There’s no psychiatrist or psychologist or any other mental health professional that’s going to screen, do any assessment, to make sure that the patient has the capacity to (request and ingest life-ending drugs). Only if the attending or consulting physician thinks they need that will they get it, and that hardly ever happens.

The referral rate is so low, but we know that the rate of depression, and it’s not just depression, it has to be depression that actually impairs your judgement, could be a significant rate.

We know that general physicians are not really trained or good at diagnosing this stuff. There’s a reason to think that there are people who are impaired who are still able to do this. Nobody thinks that that’s good. It’s not clear that we’re ensuring that all the patients who are getting this are making a voluntary or informed choice.

But I’m not sure I would change anything, because I would need to know what the costs are. Require mental health assessments straight up?

Already, Vermont, Washington, Oregon and California require two physicians to certify patients: the consulting and the attending. One thing to consider is to have the attending physician, the consulting physician and add the mental health assessment automatically.

I’m sure there’s a counter-argument that this would cost money or take too long.

However, I don’t really have many other concerns. Everybody around the world is considering this. I think if you do it the same way as Oregon or Washington, other states should have no problems. The mental health thing is the only thing I would think about changing.

Why do you think more state legislatures are considering “Death with Dignity” legislation?

Courtesy Wikimedia Commons
Courtesy Wikimedia Commons

I think it’s a snowball effect. Once it gets going, it seems reasonable and possible in other states.

The other big thing: We pay more attention in general to end of life issues. We changed the Medicare rules this year to pay for advance care planning. We, as a society, are more on board with actually confronting the fact that we are all going to die. We have heightened awareness and acceptance of all these issues.

Aid-in-dying is a very small issue. Only 0.4 percent of the people that die each year use this as the means to hasten their death. So it’s a little bit odd that state legislatures, all these debates, all this attention is spent on this.

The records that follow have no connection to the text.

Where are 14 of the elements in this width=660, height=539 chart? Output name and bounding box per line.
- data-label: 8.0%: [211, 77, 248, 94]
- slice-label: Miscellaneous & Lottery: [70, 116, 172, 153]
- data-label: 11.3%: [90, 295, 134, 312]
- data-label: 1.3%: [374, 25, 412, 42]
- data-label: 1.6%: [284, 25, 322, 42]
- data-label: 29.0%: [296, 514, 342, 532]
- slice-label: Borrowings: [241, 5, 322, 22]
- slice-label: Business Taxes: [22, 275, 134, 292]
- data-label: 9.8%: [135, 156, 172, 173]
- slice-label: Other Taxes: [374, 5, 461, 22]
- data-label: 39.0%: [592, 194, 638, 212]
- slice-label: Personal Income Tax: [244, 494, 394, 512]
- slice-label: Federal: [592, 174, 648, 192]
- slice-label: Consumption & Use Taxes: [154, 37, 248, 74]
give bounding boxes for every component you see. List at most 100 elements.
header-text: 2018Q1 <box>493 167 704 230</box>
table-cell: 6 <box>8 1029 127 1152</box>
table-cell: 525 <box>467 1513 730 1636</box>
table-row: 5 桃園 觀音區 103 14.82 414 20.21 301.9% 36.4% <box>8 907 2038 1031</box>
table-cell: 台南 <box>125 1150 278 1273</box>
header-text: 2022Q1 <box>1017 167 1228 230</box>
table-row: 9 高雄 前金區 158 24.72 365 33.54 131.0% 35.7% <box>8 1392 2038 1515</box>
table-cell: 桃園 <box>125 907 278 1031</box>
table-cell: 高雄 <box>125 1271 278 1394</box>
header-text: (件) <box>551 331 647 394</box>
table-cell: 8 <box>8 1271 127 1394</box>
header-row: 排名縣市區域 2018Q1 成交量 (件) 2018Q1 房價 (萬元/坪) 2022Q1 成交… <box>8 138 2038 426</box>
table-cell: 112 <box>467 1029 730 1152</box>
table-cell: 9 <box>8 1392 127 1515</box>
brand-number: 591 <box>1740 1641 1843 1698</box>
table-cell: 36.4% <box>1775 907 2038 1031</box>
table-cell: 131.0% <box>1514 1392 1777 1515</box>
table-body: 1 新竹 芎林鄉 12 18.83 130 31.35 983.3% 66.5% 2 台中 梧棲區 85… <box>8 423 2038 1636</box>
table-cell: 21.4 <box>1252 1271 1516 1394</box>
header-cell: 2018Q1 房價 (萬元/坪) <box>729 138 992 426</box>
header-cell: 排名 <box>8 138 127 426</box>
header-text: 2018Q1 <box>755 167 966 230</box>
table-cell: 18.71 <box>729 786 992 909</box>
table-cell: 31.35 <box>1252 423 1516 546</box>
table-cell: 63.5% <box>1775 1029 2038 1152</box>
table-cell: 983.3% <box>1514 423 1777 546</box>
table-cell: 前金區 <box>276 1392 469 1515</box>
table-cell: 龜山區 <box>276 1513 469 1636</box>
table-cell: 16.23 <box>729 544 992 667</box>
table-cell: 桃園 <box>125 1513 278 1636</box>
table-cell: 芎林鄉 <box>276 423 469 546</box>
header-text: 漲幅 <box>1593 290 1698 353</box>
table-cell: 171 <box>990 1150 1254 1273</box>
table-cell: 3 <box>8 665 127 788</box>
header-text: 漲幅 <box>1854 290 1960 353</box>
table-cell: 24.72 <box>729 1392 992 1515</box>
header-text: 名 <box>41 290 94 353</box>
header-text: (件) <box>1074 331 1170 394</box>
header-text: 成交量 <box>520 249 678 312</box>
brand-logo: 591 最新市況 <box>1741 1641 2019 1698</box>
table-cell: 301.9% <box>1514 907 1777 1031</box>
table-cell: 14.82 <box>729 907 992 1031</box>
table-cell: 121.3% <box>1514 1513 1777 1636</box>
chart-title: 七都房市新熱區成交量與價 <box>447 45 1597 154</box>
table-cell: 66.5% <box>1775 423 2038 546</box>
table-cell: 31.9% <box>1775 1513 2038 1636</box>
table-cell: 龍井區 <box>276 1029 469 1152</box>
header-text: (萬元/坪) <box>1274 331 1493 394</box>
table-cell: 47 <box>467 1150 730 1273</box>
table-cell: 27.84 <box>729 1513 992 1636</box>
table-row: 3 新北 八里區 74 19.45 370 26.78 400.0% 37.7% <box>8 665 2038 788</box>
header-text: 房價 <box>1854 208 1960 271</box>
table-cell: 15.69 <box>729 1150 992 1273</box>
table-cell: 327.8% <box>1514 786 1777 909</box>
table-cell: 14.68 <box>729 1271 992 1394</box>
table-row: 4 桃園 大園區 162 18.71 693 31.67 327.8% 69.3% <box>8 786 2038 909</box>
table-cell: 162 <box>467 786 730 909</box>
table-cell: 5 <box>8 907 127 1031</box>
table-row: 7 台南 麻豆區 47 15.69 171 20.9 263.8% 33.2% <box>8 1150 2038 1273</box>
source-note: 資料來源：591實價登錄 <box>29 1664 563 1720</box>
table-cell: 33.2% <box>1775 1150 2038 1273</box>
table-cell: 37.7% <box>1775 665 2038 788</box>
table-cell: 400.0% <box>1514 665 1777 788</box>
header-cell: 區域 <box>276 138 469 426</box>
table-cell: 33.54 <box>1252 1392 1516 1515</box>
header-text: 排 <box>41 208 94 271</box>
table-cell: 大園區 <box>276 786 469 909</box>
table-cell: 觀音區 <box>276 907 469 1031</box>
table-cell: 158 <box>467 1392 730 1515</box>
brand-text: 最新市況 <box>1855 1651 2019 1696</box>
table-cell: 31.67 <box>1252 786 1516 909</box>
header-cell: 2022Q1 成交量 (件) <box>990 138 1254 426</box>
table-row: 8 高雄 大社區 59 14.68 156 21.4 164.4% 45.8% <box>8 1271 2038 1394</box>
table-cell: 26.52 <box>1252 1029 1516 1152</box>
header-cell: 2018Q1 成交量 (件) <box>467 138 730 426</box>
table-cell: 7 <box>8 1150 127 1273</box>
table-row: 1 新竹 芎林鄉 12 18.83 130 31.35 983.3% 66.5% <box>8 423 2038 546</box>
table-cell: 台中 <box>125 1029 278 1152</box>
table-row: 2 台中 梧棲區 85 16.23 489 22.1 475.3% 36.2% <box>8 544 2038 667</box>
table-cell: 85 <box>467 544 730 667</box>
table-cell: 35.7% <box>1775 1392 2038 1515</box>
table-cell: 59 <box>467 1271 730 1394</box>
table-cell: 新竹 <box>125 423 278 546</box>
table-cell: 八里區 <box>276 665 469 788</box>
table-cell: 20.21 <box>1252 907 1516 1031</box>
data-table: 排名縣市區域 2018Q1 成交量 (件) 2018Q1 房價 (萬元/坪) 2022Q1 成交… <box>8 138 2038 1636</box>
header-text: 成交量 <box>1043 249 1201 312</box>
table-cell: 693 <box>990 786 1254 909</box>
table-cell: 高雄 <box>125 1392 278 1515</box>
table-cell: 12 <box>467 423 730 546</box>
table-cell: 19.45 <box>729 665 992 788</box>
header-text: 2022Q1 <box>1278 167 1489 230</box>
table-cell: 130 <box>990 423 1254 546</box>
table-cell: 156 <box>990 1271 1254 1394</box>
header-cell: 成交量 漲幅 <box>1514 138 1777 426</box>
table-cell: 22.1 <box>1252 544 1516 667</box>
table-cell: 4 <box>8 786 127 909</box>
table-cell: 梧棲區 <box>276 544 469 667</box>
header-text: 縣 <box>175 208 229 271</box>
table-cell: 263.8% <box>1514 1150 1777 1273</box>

But one of the big benefits of the focus on aid-in-dying is that it causes us to talk about dying more generally. It raises the profile for the ways in which the other 99.6 percent of the population is going to die.

Hospice, intensive care units, palliative care end up being talked about. Every state legislature that debates aid-in-dying will say, ‘Do we need this? What about hospice?’ The public conversation in itself is a value.

What inspired you to launch your blog, Medical Futility?

My first big issue was medical futility disputes, which is where it gets the name. I noticed that this was a very big issue in intensive care and clinical ethics. Conflicts are so common and take up so much energy.

But there really wasn’t a lot of discussion going on in the literature. When I was researching, I wanted to start a conversation, not wait months for a medical journal. It’s very selfish in one sense. It’s just a way for me to explain things to myself and make it public.

The good news is that at least among bioethicists, it’s probably the thing that people know about me. It gets me more visibility than anything else.